There are three common methods for installing a new lawn: sod, hydroseed and hand seeding. 

Hydroseeding is the most cost effective, although it will take up to two years to fully establish your lawn. Hydroseeding is the best drought tolerable choice. Once fully established, you can enjoy a lush green lawn for many years to come. For more detailed information, please visit our Hydroseeding section.

If you are looking for an instant lawn, sod is the answer, however, it is more costly. It is also almost impossible to hand water a newly sodded lawn, and we strongly recommend having an irrigation system if you are going to be installing sod, so that it has the chance to culminate properly. 

Hand seeding is the least costly of the three methods, however, it doesn’t always take. It does require a straw covering to protect it from the elements and those pesky critters. And in the event of any act of God, such as severe rain, will most easily wash away.

We hope that the information provided will assist you in deciding which is the best route for you to take when installing your new lawn. You can always consult with a professional here at Nassar Landscaping & Irrigation, Inc. to further assist you and answer any questions you may have.

Choosing a Grass Seed

So you’ve decided to install a new lawn.  Selecting the proper grass seed mixture is important. What you intend to use the lawn area for, and the amount of maintenance you'll want to provide are two important factors, which should be considered before making the selection. There are mixes which are designed for play areas which are tough and durable grasses, a lush green lawn in the sun, or you may want a putting green in the shade. No matter what your needs, there is probably a 'most appropriate' seed mix for you.  Nassar Landscaping & Irrigation can help you in your decision making process.    So you have an idea of what types of seed are out there, we have provided some common types for your information.

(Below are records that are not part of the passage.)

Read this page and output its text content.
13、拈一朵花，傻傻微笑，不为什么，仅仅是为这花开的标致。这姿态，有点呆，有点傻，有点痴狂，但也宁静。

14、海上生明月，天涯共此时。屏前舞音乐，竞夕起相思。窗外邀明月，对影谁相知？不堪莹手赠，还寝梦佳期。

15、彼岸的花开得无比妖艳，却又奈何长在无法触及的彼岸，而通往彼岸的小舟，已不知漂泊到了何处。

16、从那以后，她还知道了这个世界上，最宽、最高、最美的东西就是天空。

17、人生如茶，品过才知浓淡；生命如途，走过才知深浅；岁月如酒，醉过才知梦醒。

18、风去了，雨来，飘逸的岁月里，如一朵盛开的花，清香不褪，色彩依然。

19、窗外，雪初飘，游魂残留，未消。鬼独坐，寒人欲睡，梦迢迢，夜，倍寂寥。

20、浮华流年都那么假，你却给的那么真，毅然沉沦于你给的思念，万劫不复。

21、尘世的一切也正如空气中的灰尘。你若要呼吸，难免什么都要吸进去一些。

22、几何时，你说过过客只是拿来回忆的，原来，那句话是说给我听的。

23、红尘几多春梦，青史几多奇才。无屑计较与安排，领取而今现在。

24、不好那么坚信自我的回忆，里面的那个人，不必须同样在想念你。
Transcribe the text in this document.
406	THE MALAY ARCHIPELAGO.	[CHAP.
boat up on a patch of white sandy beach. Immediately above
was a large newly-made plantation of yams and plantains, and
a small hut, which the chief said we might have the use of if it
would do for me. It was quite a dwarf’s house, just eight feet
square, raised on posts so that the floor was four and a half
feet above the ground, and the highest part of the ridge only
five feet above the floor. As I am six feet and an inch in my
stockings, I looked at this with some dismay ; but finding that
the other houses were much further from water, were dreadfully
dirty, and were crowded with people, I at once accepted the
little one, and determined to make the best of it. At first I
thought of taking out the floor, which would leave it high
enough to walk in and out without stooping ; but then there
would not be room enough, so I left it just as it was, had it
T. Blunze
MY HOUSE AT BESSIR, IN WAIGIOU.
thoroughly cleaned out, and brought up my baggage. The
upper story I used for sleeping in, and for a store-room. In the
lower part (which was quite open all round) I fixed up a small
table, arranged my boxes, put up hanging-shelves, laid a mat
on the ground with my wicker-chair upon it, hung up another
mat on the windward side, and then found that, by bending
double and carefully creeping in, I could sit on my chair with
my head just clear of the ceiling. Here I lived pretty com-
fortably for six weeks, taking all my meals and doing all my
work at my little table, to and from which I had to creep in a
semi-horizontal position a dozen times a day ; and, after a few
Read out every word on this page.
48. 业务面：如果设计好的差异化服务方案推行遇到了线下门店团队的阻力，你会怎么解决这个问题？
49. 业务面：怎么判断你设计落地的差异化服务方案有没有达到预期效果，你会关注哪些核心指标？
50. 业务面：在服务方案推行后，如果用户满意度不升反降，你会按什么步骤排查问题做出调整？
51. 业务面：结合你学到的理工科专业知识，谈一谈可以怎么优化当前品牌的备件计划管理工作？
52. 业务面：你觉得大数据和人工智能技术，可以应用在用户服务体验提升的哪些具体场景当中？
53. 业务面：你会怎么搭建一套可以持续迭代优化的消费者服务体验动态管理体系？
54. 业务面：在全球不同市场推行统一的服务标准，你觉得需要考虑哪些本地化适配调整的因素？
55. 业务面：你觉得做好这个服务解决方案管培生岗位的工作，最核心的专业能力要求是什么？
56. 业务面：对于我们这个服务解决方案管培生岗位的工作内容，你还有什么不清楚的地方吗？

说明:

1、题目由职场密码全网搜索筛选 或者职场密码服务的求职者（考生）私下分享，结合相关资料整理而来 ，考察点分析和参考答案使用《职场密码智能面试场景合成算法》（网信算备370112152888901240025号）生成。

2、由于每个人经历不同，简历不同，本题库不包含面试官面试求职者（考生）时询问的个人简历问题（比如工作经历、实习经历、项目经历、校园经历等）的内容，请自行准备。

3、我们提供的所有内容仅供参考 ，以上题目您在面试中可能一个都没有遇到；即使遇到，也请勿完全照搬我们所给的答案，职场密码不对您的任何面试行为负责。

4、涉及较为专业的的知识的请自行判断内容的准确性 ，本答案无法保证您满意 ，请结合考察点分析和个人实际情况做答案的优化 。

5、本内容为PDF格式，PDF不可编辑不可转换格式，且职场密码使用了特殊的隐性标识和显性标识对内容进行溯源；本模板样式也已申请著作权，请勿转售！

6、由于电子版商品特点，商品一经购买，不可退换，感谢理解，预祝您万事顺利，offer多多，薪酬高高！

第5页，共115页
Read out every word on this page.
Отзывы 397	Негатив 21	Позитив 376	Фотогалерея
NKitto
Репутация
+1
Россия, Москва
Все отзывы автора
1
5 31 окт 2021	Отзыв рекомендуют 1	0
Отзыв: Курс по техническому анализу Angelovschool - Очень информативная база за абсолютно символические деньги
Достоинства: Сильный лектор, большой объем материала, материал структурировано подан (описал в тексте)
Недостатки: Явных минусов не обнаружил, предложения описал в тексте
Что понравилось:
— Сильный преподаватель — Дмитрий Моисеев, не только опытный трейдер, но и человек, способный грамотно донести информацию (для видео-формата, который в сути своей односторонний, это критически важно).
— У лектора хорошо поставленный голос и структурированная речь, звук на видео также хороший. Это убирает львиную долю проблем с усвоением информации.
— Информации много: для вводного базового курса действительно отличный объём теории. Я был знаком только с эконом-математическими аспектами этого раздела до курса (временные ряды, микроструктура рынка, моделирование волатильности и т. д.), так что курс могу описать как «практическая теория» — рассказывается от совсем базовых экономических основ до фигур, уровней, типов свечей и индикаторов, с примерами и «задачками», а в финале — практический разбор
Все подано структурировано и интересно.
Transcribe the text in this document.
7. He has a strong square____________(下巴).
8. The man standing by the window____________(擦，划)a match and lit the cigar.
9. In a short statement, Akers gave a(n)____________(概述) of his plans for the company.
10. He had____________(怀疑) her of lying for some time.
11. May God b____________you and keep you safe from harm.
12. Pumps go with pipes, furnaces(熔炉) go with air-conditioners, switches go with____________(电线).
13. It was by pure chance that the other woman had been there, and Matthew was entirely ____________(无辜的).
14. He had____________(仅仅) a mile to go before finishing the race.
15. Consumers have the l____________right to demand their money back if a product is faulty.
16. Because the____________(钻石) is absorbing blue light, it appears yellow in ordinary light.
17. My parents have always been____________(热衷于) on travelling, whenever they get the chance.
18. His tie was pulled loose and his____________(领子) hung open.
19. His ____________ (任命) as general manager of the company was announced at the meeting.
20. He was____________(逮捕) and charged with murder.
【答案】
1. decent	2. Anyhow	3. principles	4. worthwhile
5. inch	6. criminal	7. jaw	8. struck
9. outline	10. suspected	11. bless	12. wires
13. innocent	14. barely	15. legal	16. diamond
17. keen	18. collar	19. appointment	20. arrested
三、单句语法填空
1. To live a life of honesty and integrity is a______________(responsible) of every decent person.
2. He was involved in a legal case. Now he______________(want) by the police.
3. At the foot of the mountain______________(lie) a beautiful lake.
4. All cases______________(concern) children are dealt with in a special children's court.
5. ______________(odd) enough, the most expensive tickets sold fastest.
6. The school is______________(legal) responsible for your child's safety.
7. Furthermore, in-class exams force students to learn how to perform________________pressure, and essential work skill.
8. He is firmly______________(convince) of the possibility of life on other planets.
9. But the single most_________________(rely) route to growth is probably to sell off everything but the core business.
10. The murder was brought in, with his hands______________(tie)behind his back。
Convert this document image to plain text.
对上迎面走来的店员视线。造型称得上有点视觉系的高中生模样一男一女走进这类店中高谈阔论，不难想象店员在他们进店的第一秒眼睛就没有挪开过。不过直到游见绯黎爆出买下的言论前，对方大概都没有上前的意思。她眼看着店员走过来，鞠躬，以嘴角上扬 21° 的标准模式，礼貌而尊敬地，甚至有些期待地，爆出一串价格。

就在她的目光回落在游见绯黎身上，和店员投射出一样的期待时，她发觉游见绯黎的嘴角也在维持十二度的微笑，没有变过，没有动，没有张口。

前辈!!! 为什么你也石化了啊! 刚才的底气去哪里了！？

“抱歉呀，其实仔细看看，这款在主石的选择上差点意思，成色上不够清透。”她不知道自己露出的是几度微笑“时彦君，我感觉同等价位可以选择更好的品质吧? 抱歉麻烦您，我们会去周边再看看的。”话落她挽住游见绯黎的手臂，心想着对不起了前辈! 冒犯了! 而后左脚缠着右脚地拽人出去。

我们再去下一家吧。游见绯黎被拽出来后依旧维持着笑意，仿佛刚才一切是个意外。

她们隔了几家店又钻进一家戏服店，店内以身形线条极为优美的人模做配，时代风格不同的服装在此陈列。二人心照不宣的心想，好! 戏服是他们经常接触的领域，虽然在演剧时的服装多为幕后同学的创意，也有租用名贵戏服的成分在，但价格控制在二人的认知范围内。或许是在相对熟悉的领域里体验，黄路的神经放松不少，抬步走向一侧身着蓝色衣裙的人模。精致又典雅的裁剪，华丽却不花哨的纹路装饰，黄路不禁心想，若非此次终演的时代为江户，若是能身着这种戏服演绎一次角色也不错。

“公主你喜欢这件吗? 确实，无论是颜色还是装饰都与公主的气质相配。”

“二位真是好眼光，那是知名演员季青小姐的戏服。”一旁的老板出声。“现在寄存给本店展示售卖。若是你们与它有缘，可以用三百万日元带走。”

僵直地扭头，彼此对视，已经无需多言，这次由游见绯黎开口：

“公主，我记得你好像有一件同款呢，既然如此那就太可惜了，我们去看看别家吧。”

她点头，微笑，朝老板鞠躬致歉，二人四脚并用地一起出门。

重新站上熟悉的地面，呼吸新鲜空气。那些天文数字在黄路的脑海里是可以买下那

  1. Kentucky bluegrass germinates in 14 to 28 days. Grows well in full sun to part shade. Does not do well in hot exposures.
  2. Perennial ryegrasses germinate in 5 to 7 days. Grows well in full sun to part shade. Does not do well in hot exposures.
  3. Fine-leaved fescues germinate in 14 to 21 days. Plant in early fall or spring. Grows well in full sun to light shade. Slower growing and more water efficient than tall fescue.
  4. Tall Fescues germinate in 7 to 10 days. Plant in early fall or spring. Grows well in full sun to very light shade.